Tumor mutational burden (TMB) is an emerging characteristic in cancer and has been associated with microsatellite instability, defective DNA replication/repair, and response to PD-1 and PD-L1 blockade immunotherapy. When estimating TMB, targeted panel sequencing is performed using a few hundred genes; however, a comparison of TMB results obtained with this platform and with whole exome sequencing (WES) has not been performed for various cancer types. In the present study, we compared TMB results using the above two platforms in 2,908 solid tumors that were obtained from Japanese patients. For next-generation sequencing, we used fresh-frozen tissue specimens. The Ion Proton System was employed to detect somatic mutations in the coding genome and to sequence an available cancer panel that targeted 409 genes. We then selected 2,040 samples with sufficient tumor cellularity for TMB analysis. In tumors with TMB-high (TMB ≥ 20 mutations/Mb), TMB derived from WES correlated well with the estimated TMB (eTMB) based on panel sequencing, whereas TMB in the remaining tumors showed a weak correlation.
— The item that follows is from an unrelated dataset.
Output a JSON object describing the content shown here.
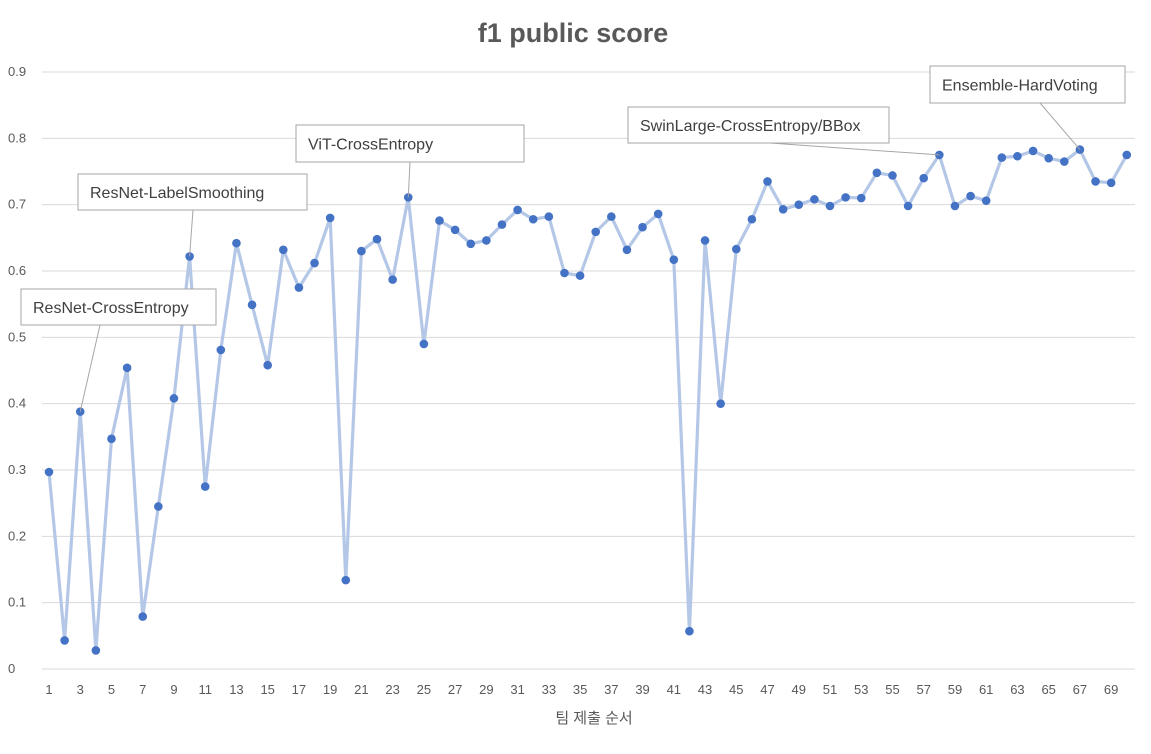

In particular, eTMB was overestimated in tumors with low-frequency mutations, resulting in the accumulation of EGFR mutations not being discriminated as a feature of lung cancer with low-frequency mutations. The eTMB in tumors harboring POLE mutations and microsatellite instability was not overestimated, suggesting that panel sequencing could accurately estimate TMB in tumors with high-frequency mutations such as hypermutator tumors. These results may provide helpful information for interpreting TMB results based on clinical sequencing using a targeted gene panel.